Marine Le Pen mène une campagne moins audible et est par certains observateurs qualifiée de « gentille victime » du « méchant Zemmour ». Mais il faut se méfier de ce discours, la candidate frontiste reste bien placée et la polarisation opérée par Zemmour lui permet de continuer son procédé de dédiabolisation. La candidate mise ainsi, pour atteindre la seconde place, sur l’endormissement du front républicain — ou cordon sanitaire — ainsi que sur une forte abstention qui favorise toujours son parti. De plus, si Zemmour est omniprésent dans l’espace médiatique, Le Pen met en avant sa meilleure connaissance du terrain et des Français·es, et appuie sur le manque d’expérience politique de son concurrent.

En 2017, la candidate proposait de sortir de l’euro, mais cette année cette position n’est plus tenable. La candidate cultive un flou sur les questions économiques avec des propositions plus à gauche que par le passé, comme la défense des petites retraites, des salaires, des services publics, et des positionnements orientés CSP+ qui la rangent dans l’orthodoxie libérale, comme la nécessité morale de rembourser la dette. Si les mesures fortes de son programme sont plutôt celles consacrées à stopper toute forme d’immigration et à l’éradication des idéologies islamistes, la candidate propose quelques mesures économiques largement inspirées des revendications des Gilets jaunes : baisse de la TVA sur les produits énergétiques, hausse du salaire minimum et suppression de la redevance télévision. Marine Le Pen va jusqu’à prôner des mesures sociales, mais à condition qu’elles bénéficient uniquement aux familles françaises. Des ajustements marginaux plutôt qu’une vision économique, mais pour son électorat, qui l’a rejointe pour son discours anti-européen, anti-immigration, anti-islam, les questions identitaires prennent le pas sur tout le reste.
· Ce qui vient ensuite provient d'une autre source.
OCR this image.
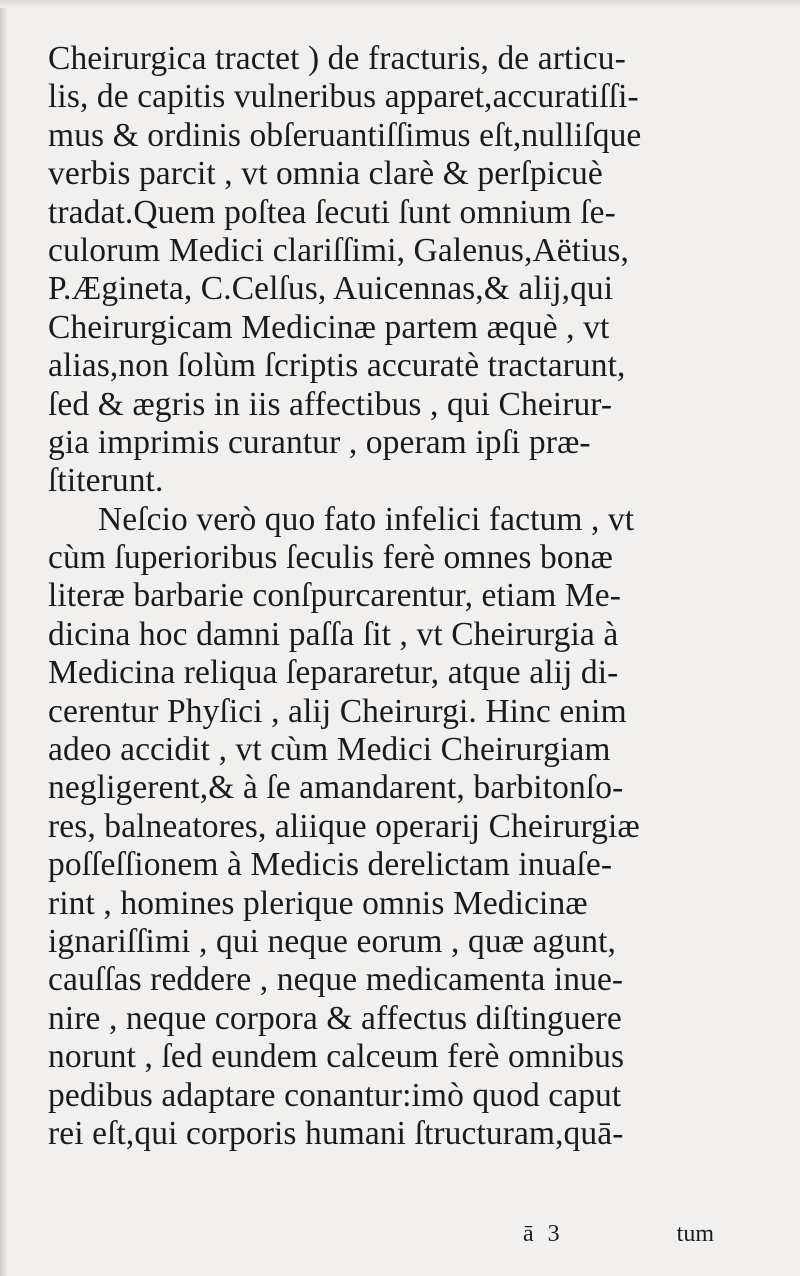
Cheirurgica tractet ) de fracturis, de articu-
lis, de capitis vulneribus apparet,accuratiſſi-
mus & ordinis obſeruantiſſimus eſt,nulliſque
verbis parcit , vt omnia clarè & perſpicuè
tradat.Quem poſtea ſecuti ſunt omnium ſe-
culorum Medici clariſſimi, Galenus,Aëtius,
P.Ægineta, C.Celſus, Auicennas,& alij,qui
Cheirurgicam Medicinæ partem æquè , vt
alias,non ſolùm ſcriptis accuratè tractarunt,
ſed & ægris in iis affectibus , qui Cheirur-
gia imprimis curantur , operam ipſi præ-
ſtiterunt.
Neſcio verò quo fato infelici factum , vt
cùm ſuperioribus ſeculis ferè omnes bonæ
literæ barbarie conſpurcarentur, etiam Me-
dicina hoc damni paſſa ſit , vt Cheirurgia à
Medicina reliqua ſepararetur, atque alij di-
cerentur Phyſici , alij Cheirurgi. Hinc enim
adeo accidit , vt cùm Medici Cheirurgiam
negligerent,& à ſe amandarent, barbitonſo-
res, balneatores, aliique operarij Cheirurgiæ
poſſeſſionem à Medicis derelictam inuaſe-
rint , homines plerique omnis Medicinæ
ignariſſimi , qui neque eorum , quæ agunt,
cauſſas reddere , neque medicamenta inue-
nire , neque corpora & affectus diſtinguere
norunt , ſed eundem calceum ferè omnibus
pedibus adaptare conantur:imò quod caput
rei eſt,qui corporis humani ſtructuram,quā-
ā 3	tum
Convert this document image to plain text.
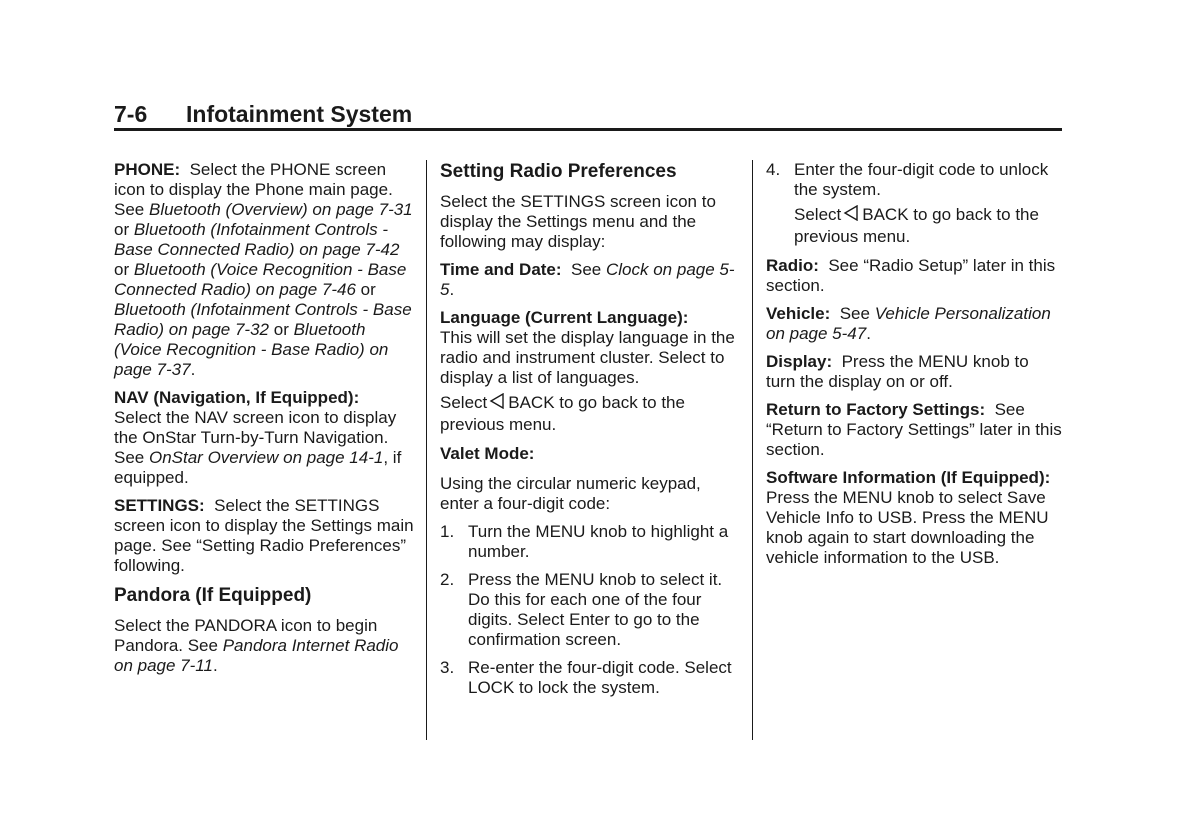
7-6 Infotainment System

PHONE: Select the PHONE screen icon to display the Phone main page. See Bluetooth (Overview) on page 7-31 or Bluetooth (Infotainment Controls - Base Connected Radio) on page 7-42 or Bluetooth (Voice Recognition - Base Connected Radio) on page 7-46 or Bluetooth (Infotainment Controls - Base Radio) on page 7-32 or Bluetooth (Voice Recognition - Base Radio) on page 7-37.

NAV (Navigation, If Equipped):
Select the NAV screen icon to display the OnStar Turn-by-Turn Navigation. See OnStar Overview on page 14-1, if equipped.

SETTINGS: Select the SETTINGS screen icon to display the Settings main page. See “Setting Radio Preferences” following.

Pandora (If Equipped)

Select the PANDORA icon to begin Pandora. See Pandora Internet Radio on page 7-11.

Setting Radio Preferences

Select the SETTINGS screen icon to display the Settings menu and the following may display:

Time and Date: See Clock on page 5-5.

Language (Current Language):
This will set the display language in the radio and instrument cluster. Select to display a list of languages.

Select BACK to go back to the previous menu.

Valet Mode:

Using the circular numeric keypad, enter a four-digit code:

1. Turn the MENU knob to highlight a number.
2. Press the MENU knob to select it. Do this for each one of the four digits. Select Enter to go to the confirmation screen.
3. Re-enter the four-digit code. Select LOCK to lock the system.
4. Enter the four-digit code to unlock the system.

Select BACK to go back to the previous menu.

Radio: See “Radio Setup” later in this section.

Vehicle: See Vehicle Personalization on page 5-47.

Display: Press the MENU knob to turn the display on or off.

Return to Factory Settings: See “Return to Factory Settings” later in this section.

Software Information (If Equipped):  Press the MENU knob to select Save Vehicle Info to USB. Press the MENU knob again to start downloading the vehicle information to the USB.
Sociologiquement, la force de MLP est de rassembler un électorat jeune (22 % chez les – 35), populaire (31 % chez les ouvriers) et davantage féminin que masculin (respectivement 20 % et 14 %). De plus, elle conserve sa force de frappe dans les espaces ruraux et chez les populations les moins diplômées.

Conclusion

Pour conclure, l’extrême droite se trouve dans un paradoxe intéressant bien qu’inquiétant : elle avance divisée mais puissante. Son omniprésence dans les médias capture le débat de la campagne présidentielle sur ses sujets de prédilection (immigration, sécurité, nation). Macron bénéficie largement de ce développement en se plaçant en comparaison comme le candidat du camp progressiste, et le seul pouvant faire rempart. La gauche, divisée et bien moins audible, doit rapidement tailler des espaces d’expression pour développer des thématiques qui lui sont propres (écologie, éducation, justice sociale, etc.) et son projet émancipateur.